Restaurant information
- Location: Boston, Massachusetts, United States
- Coordinates: 42°21′29″N 71°03′31″W﻿ / ﻿42.3581°N 71.0587°W

= The Alley Bar =

Gay bar in Boston, Massachusetts, U.S.

The Alley Bar (also known as Alley Bar and The Alley) is a gay bar in Boston, in the U.S. state of Massachusetts.

== Description and reception ==
The "unabashedly queer" bar hosts regular parties such as Casual Fridays and Fuzz, as well as disc jockeys playing music ranging from Top 40 to "artsy" indie pop. Boston magazine says, "You won't find interloping bachelorette parties at this veteran watering hole, secreted away downtown. What you will find are refreshing vestiges of a time before gay bars got gentrified: cheap drinks, little pretense, and dancing throngs—not to mention an abundance of pheromones".

In 2018, Dana Hatic of Eater Boston said the Alley "is known as a flannel-filled 'den of Boston bears'" and said Fuzz has DJ Brent Covington and DJ Taffy playing "a mix of pop, rock, and dance music of all eras, plus some British pop and punk". The Alley was named Best Gay Bar by Boston magazine in 2019.

In a 2021 list of Boston's best gay bars, Jillian Dara and Linda Laban of Time Out Boston wrote: "Nestled inside Downtown Crossing, near what is unofficially Boston's wild weekend drinking district, this long-standing, bear-centric, leather bar offers dance, karaoke and trivia nights, as well as pool tables in a casual, sports bar-like atmosphere. The entrance is a little off the beaten path, but the name is a staple among the LGBTQ community, so once you're there, you'll know that you've arrived at the right spot. The bi-level space is constantly a buzz, packing in the crowds that always accumulate on weekends (and, when in season, the weekly communal RuPaul’s Drag Race viewing parties)."

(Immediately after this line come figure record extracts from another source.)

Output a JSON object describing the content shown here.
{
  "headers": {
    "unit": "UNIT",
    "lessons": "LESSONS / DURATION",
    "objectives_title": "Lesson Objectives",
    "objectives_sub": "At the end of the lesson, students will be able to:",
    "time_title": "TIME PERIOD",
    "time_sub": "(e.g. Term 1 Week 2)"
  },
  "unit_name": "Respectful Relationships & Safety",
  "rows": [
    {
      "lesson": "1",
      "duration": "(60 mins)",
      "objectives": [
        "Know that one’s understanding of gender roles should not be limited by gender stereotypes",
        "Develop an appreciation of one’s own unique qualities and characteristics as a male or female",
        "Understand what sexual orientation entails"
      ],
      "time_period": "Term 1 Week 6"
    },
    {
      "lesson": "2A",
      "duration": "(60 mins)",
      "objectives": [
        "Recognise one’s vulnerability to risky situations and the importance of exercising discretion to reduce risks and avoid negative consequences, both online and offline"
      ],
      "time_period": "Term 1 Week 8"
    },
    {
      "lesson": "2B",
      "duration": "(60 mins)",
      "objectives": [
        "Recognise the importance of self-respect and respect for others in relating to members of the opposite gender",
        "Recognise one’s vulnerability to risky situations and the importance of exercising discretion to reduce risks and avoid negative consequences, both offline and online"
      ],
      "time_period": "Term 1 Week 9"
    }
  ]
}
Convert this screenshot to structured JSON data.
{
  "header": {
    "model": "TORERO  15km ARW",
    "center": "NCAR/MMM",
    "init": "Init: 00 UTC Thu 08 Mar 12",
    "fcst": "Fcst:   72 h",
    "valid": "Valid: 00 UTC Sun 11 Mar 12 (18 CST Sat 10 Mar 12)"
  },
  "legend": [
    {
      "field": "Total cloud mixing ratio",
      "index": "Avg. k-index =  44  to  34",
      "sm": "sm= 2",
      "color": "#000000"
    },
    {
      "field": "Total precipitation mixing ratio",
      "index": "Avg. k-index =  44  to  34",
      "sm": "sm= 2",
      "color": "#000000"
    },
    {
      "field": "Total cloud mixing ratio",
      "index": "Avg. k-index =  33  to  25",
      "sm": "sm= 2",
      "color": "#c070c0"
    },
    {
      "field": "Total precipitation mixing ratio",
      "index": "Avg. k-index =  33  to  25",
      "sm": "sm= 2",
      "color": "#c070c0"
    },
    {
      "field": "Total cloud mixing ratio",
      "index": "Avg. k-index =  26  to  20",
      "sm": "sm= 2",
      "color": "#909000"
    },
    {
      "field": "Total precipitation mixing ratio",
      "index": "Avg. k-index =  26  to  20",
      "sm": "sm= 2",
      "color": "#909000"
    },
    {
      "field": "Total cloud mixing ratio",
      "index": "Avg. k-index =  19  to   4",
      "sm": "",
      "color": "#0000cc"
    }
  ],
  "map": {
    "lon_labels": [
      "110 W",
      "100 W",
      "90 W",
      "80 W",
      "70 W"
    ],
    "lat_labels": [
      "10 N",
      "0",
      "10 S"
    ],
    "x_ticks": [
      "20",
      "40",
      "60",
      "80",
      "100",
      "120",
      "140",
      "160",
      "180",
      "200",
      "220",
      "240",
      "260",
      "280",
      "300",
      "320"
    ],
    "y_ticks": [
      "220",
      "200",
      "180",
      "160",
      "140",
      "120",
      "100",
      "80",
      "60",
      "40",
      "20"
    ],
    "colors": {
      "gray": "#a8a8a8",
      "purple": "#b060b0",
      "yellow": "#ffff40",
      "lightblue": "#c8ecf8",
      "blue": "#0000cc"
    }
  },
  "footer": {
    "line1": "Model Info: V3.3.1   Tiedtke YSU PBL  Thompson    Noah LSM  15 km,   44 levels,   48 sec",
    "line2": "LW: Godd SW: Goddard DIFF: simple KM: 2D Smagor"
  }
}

Meaghan Agnew and Jillian Hammell included the Alley in Thrillist's 2021 list of "The Best LGBTQ+ Bars and Parties in Boston", writing: "Give yourself extra time to get there, because The Alley's clandestine location requires significant sleuthing. But once you've discovered the hidden den, you've found your fellow bears. This is the place for weeknight trivia, late night beers (it closes at 2 am every night), and barely clothed dance parties. The once-grubby bathrooms got an upgrade a few years back, however the cash-only bar transactions remain."